On Thu, Jan 14, 2010 at 12:44 PM, <VE4XT> wrote:
> I'm with Lindquist on this one: ham radio contests aren't typing class.
> Never were, never should be. As long as it's an honest typo, where it's
> clear that the operator did indeed copy correctly but merely typed
> incorrectly, changing an O to a zero is fair game.
> It's really no different than in the paper days of logging when we would,
> while poring over dupe sheets (anyone remember those?) clarify what was
> written. We weren't changing what we copied, we were only making sure we
> could read it. Nobody claimed then that contesting was an exercise in
> penmanship!
Cleaning up sloppy penmanship is different from changing what you
typed (or wrote).
K1AR once said "All you have to do is copy the call and type it into
the computer. It doesn't seem like too much to ask ops to do those two
things correctly." Put that way, it's hard for me to disagree with
him, and I don't scan my log for typos after the contest. I sometimes
lose a few QSOs in a contest for fat-fingering and maybe a mult or
two. I can live with that.
I don't think I've ever moved down a notch due to typing errors.
Even the highest contest run rates I have ever heard of (490
QSOs/hour) are quite easily two-finger hunt-and-peck typeable.

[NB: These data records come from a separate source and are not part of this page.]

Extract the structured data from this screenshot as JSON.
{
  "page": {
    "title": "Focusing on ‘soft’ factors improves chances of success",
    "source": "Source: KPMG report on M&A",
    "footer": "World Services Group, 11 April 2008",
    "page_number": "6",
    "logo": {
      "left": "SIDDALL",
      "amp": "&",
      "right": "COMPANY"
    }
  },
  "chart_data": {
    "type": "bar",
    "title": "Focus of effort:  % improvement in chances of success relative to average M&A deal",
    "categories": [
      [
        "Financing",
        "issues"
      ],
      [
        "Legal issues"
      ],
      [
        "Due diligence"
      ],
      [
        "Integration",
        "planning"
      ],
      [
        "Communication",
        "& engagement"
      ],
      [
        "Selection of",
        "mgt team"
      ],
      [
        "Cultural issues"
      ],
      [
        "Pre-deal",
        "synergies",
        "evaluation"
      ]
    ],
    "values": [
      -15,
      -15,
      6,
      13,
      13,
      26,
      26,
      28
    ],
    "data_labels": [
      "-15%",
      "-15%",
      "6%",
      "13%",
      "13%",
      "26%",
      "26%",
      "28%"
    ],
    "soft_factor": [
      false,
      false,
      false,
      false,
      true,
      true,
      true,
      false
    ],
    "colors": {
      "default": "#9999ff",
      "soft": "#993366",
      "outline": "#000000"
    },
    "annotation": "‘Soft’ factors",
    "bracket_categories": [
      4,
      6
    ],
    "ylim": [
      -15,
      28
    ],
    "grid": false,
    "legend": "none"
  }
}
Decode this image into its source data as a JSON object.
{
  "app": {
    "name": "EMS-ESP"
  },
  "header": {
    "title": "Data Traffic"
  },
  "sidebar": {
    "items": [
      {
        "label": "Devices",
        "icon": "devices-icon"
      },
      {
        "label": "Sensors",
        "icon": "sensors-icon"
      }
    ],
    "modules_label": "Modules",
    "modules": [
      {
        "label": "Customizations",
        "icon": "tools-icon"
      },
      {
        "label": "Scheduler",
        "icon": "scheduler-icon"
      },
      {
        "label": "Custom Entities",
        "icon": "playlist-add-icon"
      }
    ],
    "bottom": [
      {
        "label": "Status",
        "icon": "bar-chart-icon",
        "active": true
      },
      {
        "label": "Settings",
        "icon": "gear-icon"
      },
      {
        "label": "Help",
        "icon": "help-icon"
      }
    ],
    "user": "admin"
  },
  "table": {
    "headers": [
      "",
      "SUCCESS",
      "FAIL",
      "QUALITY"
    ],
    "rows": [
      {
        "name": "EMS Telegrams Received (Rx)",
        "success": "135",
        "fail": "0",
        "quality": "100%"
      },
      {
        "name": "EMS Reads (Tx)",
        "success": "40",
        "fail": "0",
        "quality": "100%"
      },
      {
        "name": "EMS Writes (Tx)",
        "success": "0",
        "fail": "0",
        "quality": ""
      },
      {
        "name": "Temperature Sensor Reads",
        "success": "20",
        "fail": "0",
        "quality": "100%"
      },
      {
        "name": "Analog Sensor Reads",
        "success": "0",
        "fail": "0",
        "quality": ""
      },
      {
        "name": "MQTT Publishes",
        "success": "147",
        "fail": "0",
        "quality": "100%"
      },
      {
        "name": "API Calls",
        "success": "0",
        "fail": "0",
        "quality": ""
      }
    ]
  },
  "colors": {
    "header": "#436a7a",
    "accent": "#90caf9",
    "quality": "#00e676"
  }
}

Assume you are in an ARRL DX contest, working exclusively 6-letter
calls at 500 per hour, and having to type a two-letter state
abbreviation (plus the ENTER), that's 4500 characters per hour, 90
words per hour (at 5 per word), or 1.5 words per minute. Or take
SS...assume you are running all 6-letter callsigns, all with 4-digit
serial numbers, 3-letter section abbreviations at 300/hour. 4800
characters/hour, 96 words per hour...
Neither of these is much of a typing test.